Connection with Zscaler
Problem to Solve
Accessing Zscaler services through the OCX private network.
Solution with OCX
By using XaaS Connection, you can establish a connection from OCX to Zscaler.
OCX Resources
| Resource | Required Quantity |
|---|---|
| Physical Port | 2 |
| VCI | 2 |
| XaaS Connection (Zscaler) | 2 |
| Virtual Circuit (VC) | 4 |
| OCX-Router (v1) | 1 (Consisting of 2 instances) |
| Interface (Router Connection) | 4 |
Structure
Configuration Diagram (Via Application/Client Connector)
Configuration Diagram (Via IPsec)
Benefits
- Provides stable connectivity to Zscaler and optimizes network communication.

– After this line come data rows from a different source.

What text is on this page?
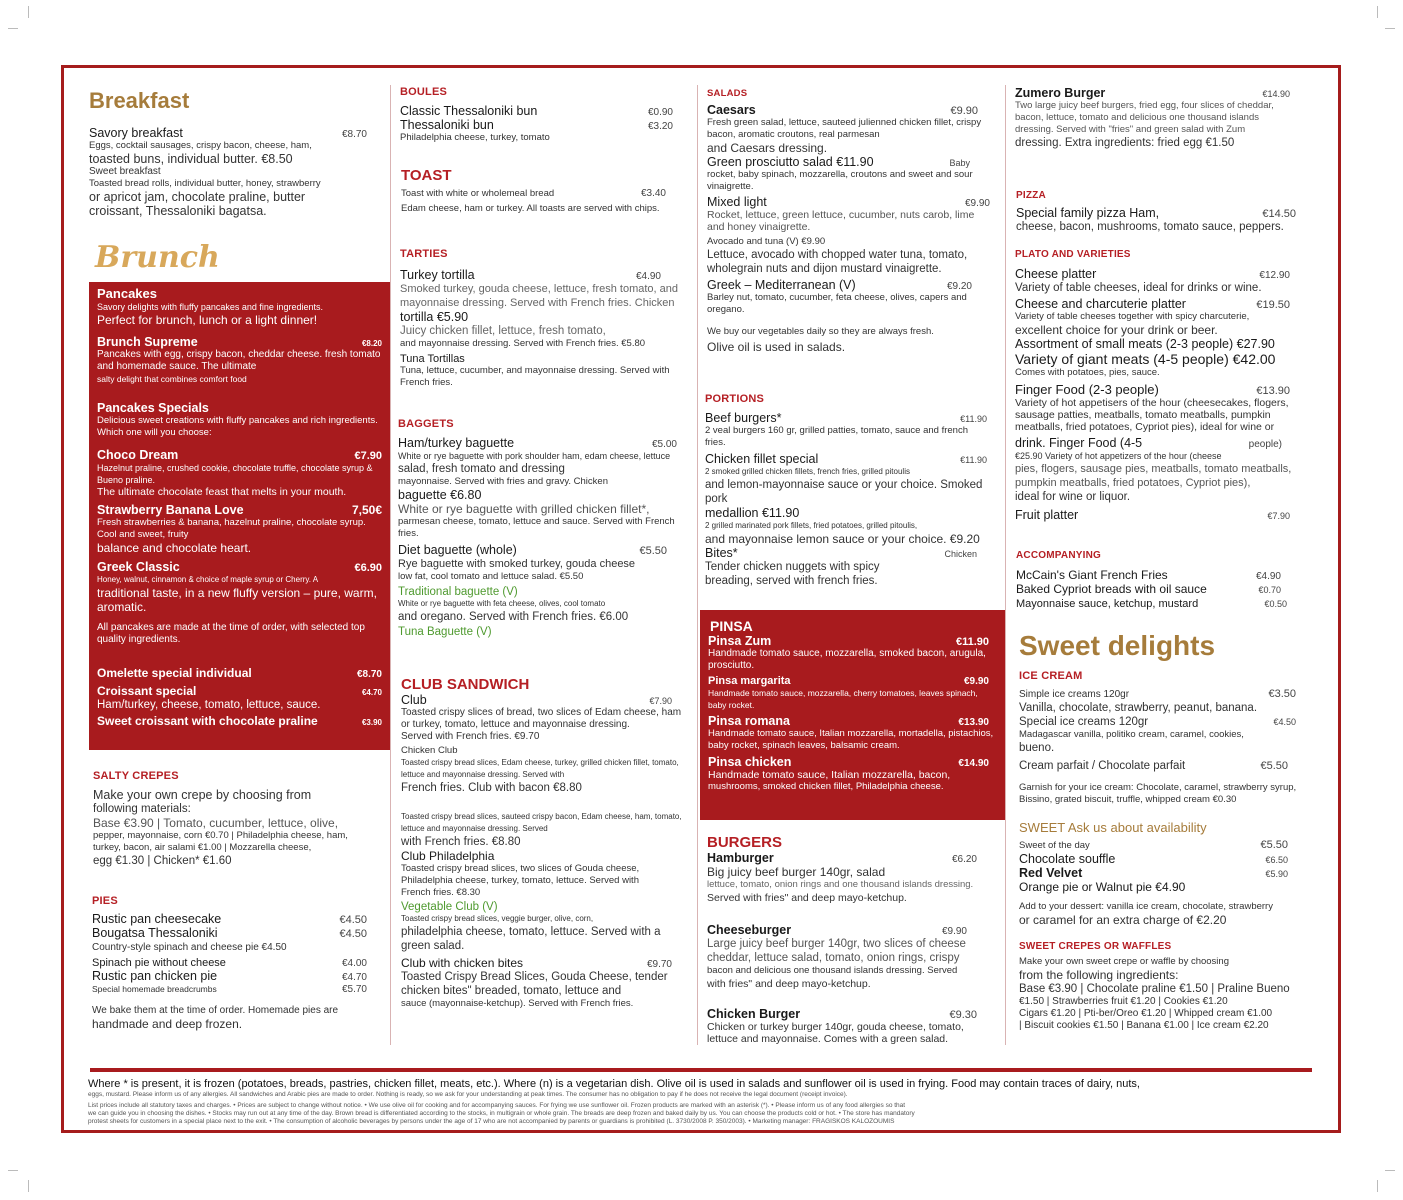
Breakfast
Savory breakfast	€8.70
Eggs, cocktail sausages, crispy bacon, cheese, ham,
toasted buns, individual butter. €8.50
Sweet breakfast
Toasted bread rolls, individual butter, honey, strawberry
or apricot jam, chocolate praline, butter croissant, Thessaloniki bagatsa.
Brunch
Pancakes
Savory delights with fluffy pancakes and fine ingredients.
Perfect for brunch, lunch or a light dinner!
Brunch Supreme	€8.20
Pancakes with egg, crispy bacon, cheddar cheese. fresh tomato and homemade sauce. The ultimate
salty delight that combines comfort food
Pancakes Specials
Delicious sweet creations with fluffy pancakes and rich ingredients. Which one will you choose:
Choco Dream	€7.90
Hazelnut praline, crushed cookie, chocolate truffle, chocolate syrup & Bueno praline.
The ultimate chocolate feast that melts in your mouth.
Strawberry Banana Love	7,50€
Fresh strawberries & banana, hazelnut praline, chocolate syrup. Cool and sweet, fruity
balance and chocolate heart.
Greek Classic	€6.90
Honey, walnut, cinnamon & choice of maple syrup or Cherry. A
traditional taste, in a new fluffy version – pure, warm, aromatic.
All pancakes are made at the time of order, with selected top quality ingredients.
Omelette special individual	€8.70
Croissant special	€4.70
Ham/turkey, cheese, tomato, lettuce, sauce.
Sweet croissant with chocolate praline	€3.90
SALTY CREPES
Make your own crepe by choosing from
following materials:
Base €3.90 | Tomato, cucumber, lettuce, olive,
pepper, mayonnaise, corn €0.70 | Philadelphia cheese, ham, turkey, bacon, air salami €1.00 | Mozzarella cheese,
egg €1.30 | Chicken* €1.60
PIES
Rustic pan cheesecake	€4.50
Bougatsa Thessaloniki	€4.50
Country-style spinach and cheese pie €4.50
Spinach pie without cheese	€4.00
Rustic pan chicken pie	€4.70
Special homemade breadcrumbs	€5.70
We bake them at the time of order. Homemade pies are
handmade and deep frozen.
BOULES
Classic Thessaloniki bun	€0.90
Thessaloniki bun	€3.20
Philadelphia cheese, turkey, tomato
TOAST
Toast with white or wholemeal bread	€3.40
Edam cheese, ham or turkey. All toasts are served with chips.
TARTIES
Turkey tortilla	€4.90
Smoked turkey, gouda cheese, lettuce, fresh tomato, and mayonnaise dressing. Served with French fries. Chicken
tortilla €5.90
Juicy chicken fillet, lettuce, fresh tomato,
and mayonnaise dressing. Served with French fries. €5.80
Tuna Tortillas
Tuna, lettuce, cucumber, and mayonnaise dressing. Served with French fries.
BAGGETS
Ham/turkey baguette	€5.00
White or rye baguette with pork shoulder ham, edam cheese, lettuce
salad, fresh tomato and dressing
mayonnaise. Served with fries and gravy. Chicken
baguette €6.80
White or rye baguette with grilled chicken fillet*,
parmesan cheese, tomato, lettuce and sauce. Served with French fries.
Diet baguette (whole)	€5.50
Rye baguette with smoked turkey, gouda cheese
low fat, cool tomato and lettuce salad. €5.50
Traditional baguette (V)
White or rye baguette with feta cheese, olives, cool tomato
and oregano. Served with French fries. €6.00
Tuna Baguette (V)
CLUB SANDWICH
Club	€7.90
Toasted crispy slices of bread, two slices of Edam cheese, ham or turkey, tomato, lettuce and mayonnaise dressing.
Served with French fries. €9.70
Chicken Club
Toasted crispy bread slices, Edam cheese, turkey, grilled chicken fillet, tomato, lettuce and mayonnaise dressing. Served with
French fries. Club with bacon €8.80
Toasted crispy bread slices, sauteed crispy bacon, Edam cheese, ham, tomato, lettuce and mayonnaise dressing. Served
with French fries. €8.80
Club Philadelphia
Toasted crispy bread slices, two slices of Gouda cheese, Philadelphia cheese, turkey, tomato, lettuce. Served with
French fries. €8.30
Vegetable Club (V)
Toasted crispy bread slices, veggie burger, olive, corn,
philadelphia cheese, tomato, lettuce. Served with a green salad.
Club with chicken bites	€9.70
Toasted Crispy Bread Slices, Gouda Cheese, tender chicken bites" breaded, tomato, lettuce and
sauce (mayonnaise-ketchup). Served with French fries.
SALADS
Caesars	€9.90
Fresh green salad, lettuce, sauteed julienned chicken fillet, crispy bacon, aromatic croutons, real parmesan
and Caesars dressing.
Green prosciutto salad €11.90	Baby
rocket, baby spinach, mozzarella, croutons and sweet and sour vinaigrette.
Mixed light	€9.90
Rocket, lettuce, green lettuce, cucumber, nuts carob, lime and honey vinaigrette.
Avocado and tuna (V) €9.90
Lettuce, avocado with chopped water tuna, tomato, wholegrain nuts and dijon mustard vinaigrette.
Greek – Mediterranean (V)	€9.20
Barley nut, tomato, cucumber, feta cheese, olives, capers and oregano.
We buy our vegetables daily so they are always fresh.
Olive oil is used in salads.
PORTIONS
Beef burgers*	€11.90
2 veal burgers 160 gr, grilled patties, tomato, sauce and french fries.
Chicken fillet special	€11.90
2 smoked grilled chicken fillets, french fries, grilled pitoulis
and lemon-mayonnaise sauce or your choice. Smoked pork
medallion €11.90
2 grilled marinated pork fillets, fried potatoes, grilled pitoulis,
and mayonnaise lemon sauce or your choice. €9.20
Bites*	Chicken
Tender chicken nuggets with spicy breading, served with french fries.
PINSA
Pinsa Zum	€11.90
Handmade tomato sauce, mozzarella, smoked bacon, arugula, prosciutto.
Pinsa margarita	€9.90
Handmade tomato sauce, mozzarella, cherry tomatoes, leaves spinach, baby rocket.
Pinsa romana	€13.90
Handmade tomato sauce, Italian mozzarella, mortadella, pistachios, baby rocket, spinach leaves, balsamic cream.
Pinsa chicken	€14.90
Handmade tomato sauce, Italian mozzarella, bacon,
mushrooms, smoked chicken fillet, Philadelphia cheese.
BURGERS
Hamburger	€6.20
Big juicy beef burger 140gr, salad
lettuce, tomato, onion rings and one thousand islands dressing.
Served with fries" and deep mayo-ketchup.
Cheeseburger	€9.90
Large juicy beef burger 140gr, two slices of cheese cheddar, lettuce salad, tomato, onion rings, crispy
bacon and delicious one thousand islands dressing. Served
with fries" and deep mayo-ketchup.
Chicken Burger	€9.30
Chicken or turkey burger 140gr, gouda cheese, tomato, lettuce and mayonnaise. Comes with a green salad.
Zumero Burger	€14.90
Two large juicy beef burgers, fried egg, four slices of cheddar, bacon, lettuce, tomato and delicious one thousand islands dressing. Served with "fries" and green salad with Zum
dressing. Extra ingredients: fried egg €1.50
PIZZA
Special family pizza Ham,	€14.50
cheese, bacon, mushrooms, tomato sauce, peppers.
PLATO AND VARIETIES
Cheese platter	€12.90
Variety of table cheeses, ideal for drinks or wine.
Cheese and charcuterie platter	€19.50
Variety of table cheeses together with spicy charcuterie,
excellent choice for your drink or beer.
Assortment of small meats (2-3 people) €27.90
Variety of giant meats (4-5 people) €42.00
Comes with potatoes, pies, sauce.
Finger Food (2-3 people)	€13.90
Variety of hot appetisers of the hour (cheesecakes, flogers, sausage patties, meatballs, tomato meatballs, pumpkin meatballs, fried potatoes, Cypriot pies), ideal for wine or
drink. Finger Food (4-5	people)
€25.90 Variety of hot appetizers of the hour (cheese
pies, flogers, sausage pies, meatballs, tomato meatballs, pumpkin meatballs, fried potatoes, Cypriot pies),
ideal for wine or liquor.
Fruit platter	€7.90
ACCOMPANYING
McCain's Giant French Fries	€4.90
Baked Cypriot breads with oil sauce	€0.70
Mayonnaise sauce, ketchup, mustard	€0.50
Sweet delights
ICE CREAM
Simple ice creams 120gr	€3.50
Vanilla, chocolate, strawberry, peanut, banana.
Special ice creams 120gr	€4.50
Madagascar vanilla, politiko cream, caramel, cookies,
bueno.
Cream parfait / Chocolate parfait	€5.50
Garnish for your ice cream: Chocolate, caramel, strawberry syrup, Bissino, grated biscuit, truffle, whipped cream €0.30
SWEET Ask us about availability
Sweet of the day	€5.50
Chocolate souffle	€6.50
Red Velvet	€5.90
Orange pie or Walnut pie €4.90
Add to your dessert: vanilla ice cream, chocolate, strawberry
or caramel for an extra charge of €2.20
SWEET CREPES OR WAFFLES
Make your own sweet crepe or waffle by choosing
from the following ingredients:
Base €3.90 | Chocolate praline €1.50 | Praline Bueno
€1.50 | Strawberries fruit €1.20 | Cookies €1.20
Cigars €1.20 | Pti-ber/Oreo €1.20 | Whipped cream €1.00
| Biscuit cookies €1.50 | Banana €1.00 | Ice cream €2.20
Where * is present, it is frozen (potatoes, breads, pastries, chicken fillet, meats, etc.). Where (n) is a vegetarian dish. Olive oil is used in salads and sunflower oil is used in frying. Food may contain traces of dairy, nuts,
eggs, mustard. Please inform us of any allergies. All sandwiches and Arabic pies are made to order. Nothing is ready, so we ask for your understanding at peak times. The consumer has no obligation to pay if he does not receive the legal document (receipt invoice).
List prices include all statutory taxes and charges. • Prices are subject to change without notice. • We use olive oil for cooking and for accompanying sauces. For frying we use sunflower oil. Frozen products are marked with an asterisk (*). • Please inform us of any food allergies so that
we can guide you in choosing the dishes. • Stocks may run out at any time of the day. Brown bread is differentiated according to the stocks, in multigrain or whole grain. The breads are deep frozen and baked daily by us. You can choose the products cold or hot. • The store has mandatory
protest sheets for customers in a special place next to the exit. • The consumption of alcoholic beverages by persons under the age of 17 who are not accompanied by parents or guardians is prohibited (L. 3730/2008 P. 350/2003). • Marketing manager: FRAGISKOS KALOZOUMIS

- Simplifies management by centralizing BGP settings on the OCX-Router.
- Enhances communication redundancy by implementing an East-West (Tokyo-Osaka) redundant configuration.
- Easy setup is possible by utilizing the Zscaler Client Connector (ZCC).
- Higher levels of security can be achieved by utilizing IPsec.
Notes
- Ensure that AS numbers and network segments do not overlap in your design.
- For terms and conditions regarding the use of XaaS, please contact the respective service provider.
- When connecting via the application, a separate connection to DNS is required (e.g., via internet connection or private DNS).
- An East-West redundant configuration is required to meet the SLA standards for XaaS Connection.
- XaaS Connection does not support IPv6.
- Regarding the configuration of XaaS Connection and Zscaler access points: IPsec connections from a single XaaS Connection to multiple Zscaler access points are not supported.
- Routing control, including IPsec VPN settings and redundant configurations, must be designed and configured by the customer within their own environment.
- GRE tunnel configurations are not supported.
- XaaS Connection does not support ZPA (Zscaler Private Access). If you wish to use ZPA, please use the Internet Gateway.